Rarely includes a flow of cash.
Important distinction to understand the associated accounting processes.
Accounting for Exchanges
Derecognition:
The asset given up is derecognized (removed from the balance sheet).
The asset received is then recognized and capitalized.
Cost Definition (IFRS 16):
Cost is defined as the amount of cash paid for an asset and the fair value of other considerations given.
Cash Equivalents and Fair Value:
Exchanges may involve no cash; hence fair value or cash equivalents must be assessed to record the transaction accurately.
Understanding Fair Value
Taken from IFRS 13, fair value is defined as the price received to sell an asset in an orderly transaction between market participants.
Orderly Transaction:
Must be voluntary with no duress involved.
Both parties must understand the transaction terms and consent to them.
Fair value changes over time; cannot be static.
Criteria for Asset Cost Measurement:[IFRS 16 Paragraph 24]
Step 1: Measure the asset received (new asset) at the fair value of the asset given up (old asset).

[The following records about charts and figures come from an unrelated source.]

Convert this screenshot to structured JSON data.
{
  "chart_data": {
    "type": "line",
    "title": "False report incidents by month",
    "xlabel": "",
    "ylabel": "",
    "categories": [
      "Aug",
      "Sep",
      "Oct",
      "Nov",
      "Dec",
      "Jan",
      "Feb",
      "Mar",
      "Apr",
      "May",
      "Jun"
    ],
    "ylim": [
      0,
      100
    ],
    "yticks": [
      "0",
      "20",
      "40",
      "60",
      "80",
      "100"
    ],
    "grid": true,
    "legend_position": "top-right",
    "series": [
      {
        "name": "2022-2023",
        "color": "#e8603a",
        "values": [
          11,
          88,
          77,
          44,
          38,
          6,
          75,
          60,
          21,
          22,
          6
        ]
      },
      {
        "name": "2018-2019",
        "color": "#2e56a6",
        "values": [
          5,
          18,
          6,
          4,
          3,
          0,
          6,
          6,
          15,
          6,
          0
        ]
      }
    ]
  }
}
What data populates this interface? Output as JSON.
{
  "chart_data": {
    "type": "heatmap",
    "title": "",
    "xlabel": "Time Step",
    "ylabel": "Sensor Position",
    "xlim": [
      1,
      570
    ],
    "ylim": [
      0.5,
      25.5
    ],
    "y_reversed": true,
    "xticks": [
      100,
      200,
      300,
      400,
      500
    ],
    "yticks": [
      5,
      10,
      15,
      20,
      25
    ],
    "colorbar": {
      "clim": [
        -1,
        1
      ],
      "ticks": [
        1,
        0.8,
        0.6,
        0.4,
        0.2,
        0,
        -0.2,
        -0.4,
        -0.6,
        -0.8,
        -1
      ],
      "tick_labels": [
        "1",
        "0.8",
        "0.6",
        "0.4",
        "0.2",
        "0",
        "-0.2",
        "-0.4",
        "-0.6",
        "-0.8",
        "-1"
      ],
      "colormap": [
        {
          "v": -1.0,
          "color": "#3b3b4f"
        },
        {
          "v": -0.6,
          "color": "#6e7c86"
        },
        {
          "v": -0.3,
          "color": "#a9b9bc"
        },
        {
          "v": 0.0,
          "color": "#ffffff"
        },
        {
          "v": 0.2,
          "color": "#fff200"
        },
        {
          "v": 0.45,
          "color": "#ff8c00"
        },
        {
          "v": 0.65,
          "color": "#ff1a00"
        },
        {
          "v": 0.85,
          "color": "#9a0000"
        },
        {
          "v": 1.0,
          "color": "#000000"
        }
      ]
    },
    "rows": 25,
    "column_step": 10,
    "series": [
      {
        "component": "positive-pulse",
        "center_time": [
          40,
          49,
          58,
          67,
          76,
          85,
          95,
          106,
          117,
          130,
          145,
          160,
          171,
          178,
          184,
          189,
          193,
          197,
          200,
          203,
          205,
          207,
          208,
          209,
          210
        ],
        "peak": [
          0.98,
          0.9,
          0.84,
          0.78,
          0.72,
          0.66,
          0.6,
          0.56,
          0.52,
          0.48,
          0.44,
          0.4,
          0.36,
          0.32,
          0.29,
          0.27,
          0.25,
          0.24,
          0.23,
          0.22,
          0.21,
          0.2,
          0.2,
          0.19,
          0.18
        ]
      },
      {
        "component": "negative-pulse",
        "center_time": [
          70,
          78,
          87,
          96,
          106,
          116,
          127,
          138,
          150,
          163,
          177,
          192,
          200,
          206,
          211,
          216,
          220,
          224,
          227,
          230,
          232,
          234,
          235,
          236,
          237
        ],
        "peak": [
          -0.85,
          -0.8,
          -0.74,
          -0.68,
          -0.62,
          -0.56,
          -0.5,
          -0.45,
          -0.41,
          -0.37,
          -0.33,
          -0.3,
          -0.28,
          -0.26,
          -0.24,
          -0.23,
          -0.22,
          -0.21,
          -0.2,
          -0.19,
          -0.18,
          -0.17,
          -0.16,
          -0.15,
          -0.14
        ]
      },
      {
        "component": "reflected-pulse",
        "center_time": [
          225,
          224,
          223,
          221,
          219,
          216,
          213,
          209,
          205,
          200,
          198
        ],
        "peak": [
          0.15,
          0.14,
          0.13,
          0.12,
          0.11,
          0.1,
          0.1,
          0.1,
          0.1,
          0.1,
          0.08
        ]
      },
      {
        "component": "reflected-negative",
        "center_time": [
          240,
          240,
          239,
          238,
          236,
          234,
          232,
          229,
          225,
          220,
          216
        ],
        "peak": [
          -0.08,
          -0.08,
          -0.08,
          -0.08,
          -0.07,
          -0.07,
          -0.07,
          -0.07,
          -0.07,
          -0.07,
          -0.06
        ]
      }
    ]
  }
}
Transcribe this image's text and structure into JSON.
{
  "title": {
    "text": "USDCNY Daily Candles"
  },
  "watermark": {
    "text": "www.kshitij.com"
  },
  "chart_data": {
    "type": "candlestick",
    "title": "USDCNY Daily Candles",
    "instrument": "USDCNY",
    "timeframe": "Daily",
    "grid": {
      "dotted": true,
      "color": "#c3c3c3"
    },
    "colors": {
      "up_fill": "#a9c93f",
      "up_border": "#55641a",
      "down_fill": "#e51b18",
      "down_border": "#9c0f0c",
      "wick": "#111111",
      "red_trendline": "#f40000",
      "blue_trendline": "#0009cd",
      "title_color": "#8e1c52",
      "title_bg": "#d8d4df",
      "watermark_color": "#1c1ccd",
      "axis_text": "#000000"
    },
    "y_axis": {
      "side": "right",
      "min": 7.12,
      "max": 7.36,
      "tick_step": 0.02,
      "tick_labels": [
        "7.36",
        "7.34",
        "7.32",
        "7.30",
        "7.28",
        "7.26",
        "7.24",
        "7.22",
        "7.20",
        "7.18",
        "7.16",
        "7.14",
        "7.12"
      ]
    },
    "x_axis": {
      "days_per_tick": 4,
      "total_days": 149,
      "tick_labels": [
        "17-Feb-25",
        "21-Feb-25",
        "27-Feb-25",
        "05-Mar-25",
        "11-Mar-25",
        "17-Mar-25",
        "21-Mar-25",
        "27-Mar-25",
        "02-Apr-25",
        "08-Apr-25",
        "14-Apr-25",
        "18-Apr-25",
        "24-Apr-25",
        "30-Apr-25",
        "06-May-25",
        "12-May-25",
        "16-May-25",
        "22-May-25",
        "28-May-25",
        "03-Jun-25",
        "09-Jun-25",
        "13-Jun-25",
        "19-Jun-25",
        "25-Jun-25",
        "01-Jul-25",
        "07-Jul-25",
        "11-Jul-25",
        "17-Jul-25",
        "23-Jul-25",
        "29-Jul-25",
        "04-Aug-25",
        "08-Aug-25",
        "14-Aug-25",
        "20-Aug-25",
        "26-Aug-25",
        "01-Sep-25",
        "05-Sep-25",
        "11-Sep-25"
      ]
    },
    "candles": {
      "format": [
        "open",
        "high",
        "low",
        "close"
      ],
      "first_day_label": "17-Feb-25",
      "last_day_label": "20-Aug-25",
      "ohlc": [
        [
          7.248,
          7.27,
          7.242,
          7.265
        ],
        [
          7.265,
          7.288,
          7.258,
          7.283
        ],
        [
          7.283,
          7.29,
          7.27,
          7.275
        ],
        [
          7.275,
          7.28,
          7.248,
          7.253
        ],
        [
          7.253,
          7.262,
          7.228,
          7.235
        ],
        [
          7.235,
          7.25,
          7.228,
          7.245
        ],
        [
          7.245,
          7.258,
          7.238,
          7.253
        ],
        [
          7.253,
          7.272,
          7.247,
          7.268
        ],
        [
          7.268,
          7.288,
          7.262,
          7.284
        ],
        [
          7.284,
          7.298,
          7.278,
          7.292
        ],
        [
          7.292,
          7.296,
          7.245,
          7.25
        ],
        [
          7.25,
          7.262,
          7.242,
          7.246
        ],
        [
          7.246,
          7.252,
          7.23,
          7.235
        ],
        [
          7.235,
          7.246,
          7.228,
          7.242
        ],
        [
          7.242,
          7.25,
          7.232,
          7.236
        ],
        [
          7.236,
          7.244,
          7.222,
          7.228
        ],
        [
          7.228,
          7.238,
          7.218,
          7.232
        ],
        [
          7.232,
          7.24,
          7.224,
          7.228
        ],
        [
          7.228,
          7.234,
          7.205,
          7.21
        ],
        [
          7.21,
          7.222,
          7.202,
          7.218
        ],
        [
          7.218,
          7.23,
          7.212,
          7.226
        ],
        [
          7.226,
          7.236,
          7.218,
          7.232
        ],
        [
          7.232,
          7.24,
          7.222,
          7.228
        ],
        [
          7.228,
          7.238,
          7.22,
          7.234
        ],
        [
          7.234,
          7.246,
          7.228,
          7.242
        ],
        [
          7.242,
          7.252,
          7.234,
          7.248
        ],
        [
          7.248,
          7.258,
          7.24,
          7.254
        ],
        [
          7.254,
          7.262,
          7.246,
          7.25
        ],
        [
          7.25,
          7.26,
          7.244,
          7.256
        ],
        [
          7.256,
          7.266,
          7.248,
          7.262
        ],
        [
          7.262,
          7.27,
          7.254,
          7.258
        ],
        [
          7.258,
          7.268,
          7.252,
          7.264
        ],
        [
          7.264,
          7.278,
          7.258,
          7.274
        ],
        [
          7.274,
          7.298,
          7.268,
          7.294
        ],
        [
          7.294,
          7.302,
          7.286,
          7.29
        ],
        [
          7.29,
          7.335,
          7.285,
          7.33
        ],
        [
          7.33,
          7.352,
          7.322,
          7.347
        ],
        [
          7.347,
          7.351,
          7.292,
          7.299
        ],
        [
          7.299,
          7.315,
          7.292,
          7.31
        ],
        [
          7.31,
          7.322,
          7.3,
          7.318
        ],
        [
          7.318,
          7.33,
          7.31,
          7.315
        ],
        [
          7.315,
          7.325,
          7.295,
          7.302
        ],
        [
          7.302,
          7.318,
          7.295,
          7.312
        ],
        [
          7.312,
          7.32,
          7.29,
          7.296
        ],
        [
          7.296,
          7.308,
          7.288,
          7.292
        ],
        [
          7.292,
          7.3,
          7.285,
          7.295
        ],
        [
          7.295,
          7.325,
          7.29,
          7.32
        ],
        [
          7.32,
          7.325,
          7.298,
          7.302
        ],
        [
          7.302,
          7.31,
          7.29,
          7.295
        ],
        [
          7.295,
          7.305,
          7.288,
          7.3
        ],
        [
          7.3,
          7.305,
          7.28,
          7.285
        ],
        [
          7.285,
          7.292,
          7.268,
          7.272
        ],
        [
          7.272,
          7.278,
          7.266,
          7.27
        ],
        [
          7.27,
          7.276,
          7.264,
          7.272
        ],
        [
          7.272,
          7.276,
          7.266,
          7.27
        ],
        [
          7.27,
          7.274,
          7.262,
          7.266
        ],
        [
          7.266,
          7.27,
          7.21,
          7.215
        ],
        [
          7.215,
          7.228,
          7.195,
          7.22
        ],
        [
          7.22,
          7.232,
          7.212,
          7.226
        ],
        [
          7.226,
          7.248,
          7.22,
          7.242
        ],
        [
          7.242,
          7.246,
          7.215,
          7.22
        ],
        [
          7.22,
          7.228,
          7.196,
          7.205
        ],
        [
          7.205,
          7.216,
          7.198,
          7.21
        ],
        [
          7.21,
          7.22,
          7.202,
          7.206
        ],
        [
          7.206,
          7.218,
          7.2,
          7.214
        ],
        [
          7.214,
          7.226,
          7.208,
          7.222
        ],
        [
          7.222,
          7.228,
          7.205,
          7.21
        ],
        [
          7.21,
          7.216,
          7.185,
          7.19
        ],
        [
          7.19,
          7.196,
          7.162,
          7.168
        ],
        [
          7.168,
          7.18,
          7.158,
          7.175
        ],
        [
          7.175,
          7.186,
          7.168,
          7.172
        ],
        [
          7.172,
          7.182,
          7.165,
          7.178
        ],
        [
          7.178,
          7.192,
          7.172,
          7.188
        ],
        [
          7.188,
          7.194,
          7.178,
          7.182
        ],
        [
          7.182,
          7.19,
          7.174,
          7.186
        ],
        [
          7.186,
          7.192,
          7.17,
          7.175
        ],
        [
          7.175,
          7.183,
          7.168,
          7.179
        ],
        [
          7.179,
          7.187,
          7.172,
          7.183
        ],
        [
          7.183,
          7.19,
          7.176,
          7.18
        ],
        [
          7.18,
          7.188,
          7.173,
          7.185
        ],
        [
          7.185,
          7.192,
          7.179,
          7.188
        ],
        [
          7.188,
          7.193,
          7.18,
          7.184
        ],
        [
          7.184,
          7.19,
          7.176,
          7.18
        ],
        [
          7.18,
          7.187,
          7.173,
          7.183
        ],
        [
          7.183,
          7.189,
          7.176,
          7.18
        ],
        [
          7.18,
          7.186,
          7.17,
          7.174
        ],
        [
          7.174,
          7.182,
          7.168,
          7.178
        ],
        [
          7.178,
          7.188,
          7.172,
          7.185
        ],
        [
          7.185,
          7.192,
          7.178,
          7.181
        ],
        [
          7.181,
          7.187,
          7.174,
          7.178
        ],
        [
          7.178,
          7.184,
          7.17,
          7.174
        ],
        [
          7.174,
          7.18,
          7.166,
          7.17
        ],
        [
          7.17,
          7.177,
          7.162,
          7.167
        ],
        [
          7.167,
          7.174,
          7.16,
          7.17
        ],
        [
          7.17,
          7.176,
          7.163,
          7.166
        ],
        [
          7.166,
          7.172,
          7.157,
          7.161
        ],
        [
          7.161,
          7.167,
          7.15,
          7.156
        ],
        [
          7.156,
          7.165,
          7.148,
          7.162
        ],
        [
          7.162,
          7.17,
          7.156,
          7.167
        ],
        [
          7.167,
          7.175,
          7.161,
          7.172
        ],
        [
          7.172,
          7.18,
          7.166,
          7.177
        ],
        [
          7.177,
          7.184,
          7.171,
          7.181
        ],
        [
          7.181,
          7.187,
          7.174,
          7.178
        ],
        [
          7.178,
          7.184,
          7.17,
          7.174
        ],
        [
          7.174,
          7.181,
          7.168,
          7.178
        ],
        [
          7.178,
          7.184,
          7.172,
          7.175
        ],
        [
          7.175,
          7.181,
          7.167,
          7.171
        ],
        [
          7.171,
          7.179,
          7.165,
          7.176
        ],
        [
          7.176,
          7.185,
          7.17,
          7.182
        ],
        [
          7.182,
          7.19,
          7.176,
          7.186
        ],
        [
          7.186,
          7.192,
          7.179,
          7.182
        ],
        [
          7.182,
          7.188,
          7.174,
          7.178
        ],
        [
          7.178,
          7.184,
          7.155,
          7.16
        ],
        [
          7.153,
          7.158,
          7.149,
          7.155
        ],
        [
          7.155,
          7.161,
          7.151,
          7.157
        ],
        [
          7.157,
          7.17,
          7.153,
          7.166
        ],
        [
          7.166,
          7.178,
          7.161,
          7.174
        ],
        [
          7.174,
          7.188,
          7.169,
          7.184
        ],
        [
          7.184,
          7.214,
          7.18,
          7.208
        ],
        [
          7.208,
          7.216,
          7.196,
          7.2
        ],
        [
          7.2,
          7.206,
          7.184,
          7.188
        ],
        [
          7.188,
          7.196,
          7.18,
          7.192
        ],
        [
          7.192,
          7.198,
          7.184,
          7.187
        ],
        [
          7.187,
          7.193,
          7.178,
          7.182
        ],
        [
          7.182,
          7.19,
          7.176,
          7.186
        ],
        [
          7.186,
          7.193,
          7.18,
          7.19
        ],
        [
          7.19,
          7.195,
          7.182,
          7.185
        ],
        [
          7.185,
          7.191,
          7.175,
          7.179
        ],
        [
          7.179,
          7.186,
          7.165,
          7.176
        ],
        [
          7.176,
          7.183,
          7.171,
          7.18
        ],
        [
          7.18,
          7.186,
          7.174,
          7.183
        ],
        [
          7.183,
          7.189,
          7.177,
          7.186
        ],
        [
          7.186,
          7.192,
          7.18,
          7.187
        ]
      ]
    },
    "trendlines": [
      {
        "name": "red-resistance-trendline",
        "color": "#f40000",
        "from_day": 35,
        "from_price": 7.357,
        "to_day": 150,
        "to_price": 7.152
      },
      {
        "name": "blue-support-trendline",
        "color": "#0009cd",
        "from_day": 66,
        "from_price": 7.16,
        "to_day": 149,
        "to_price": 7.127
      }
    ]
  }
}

Step 2: If the fair value of the asset given up is not reliably measurable, measure the new asset at its own fair value.
Step 3: If both fair values are not reliable, measure the new asset at the carrying amount of the asset given up.
Commercial Substance:
Transactions must create some expected change in cash flows for them to qualify.
If no change occurs, the transaction lacks commercial substance, and fair values cannot be utilized.
Fair Value Hierarchy
Framework to evaluate and apply fair values during exchanges:
Use fair value given up as the first measurement basis.
Use fair value received as an alternate basis if it is measurable.
Finally, use the carrying amount of the asset given up if neither fair value can be reliably measured.
Example Case Study
Transaction:
Exchange of a motor vehicle with carrying amount of 100,000 and fair value of 120,000 for a delivery truck with fair value of 150,000.
The cost of the delivery truck should be measured at 120,000 because it is the fair value of the asset given up.
If fair value for the vehicle is unreliable, use the carrying amount for cost.
Unique Asset Consideration
If an asset is unique (e.g., a custom piece), and its fair value cannot be reliably determined, then the next best method must be used to ensure that appropriate values are being recorded.
Overrides:
In an exchange, if commercial substance is absent, revert to the carrying amount to avoid recognizing inappropriate profits or losses.
Final Considerations
Ensure values are consistent and appropriately measured based on comprehensive inputs (observable data).
Be aware that fair values can change, requiring consistent review when assessing assets.
Always base economic benefits assessments primarily on usage, not on potential sales of the asset itself.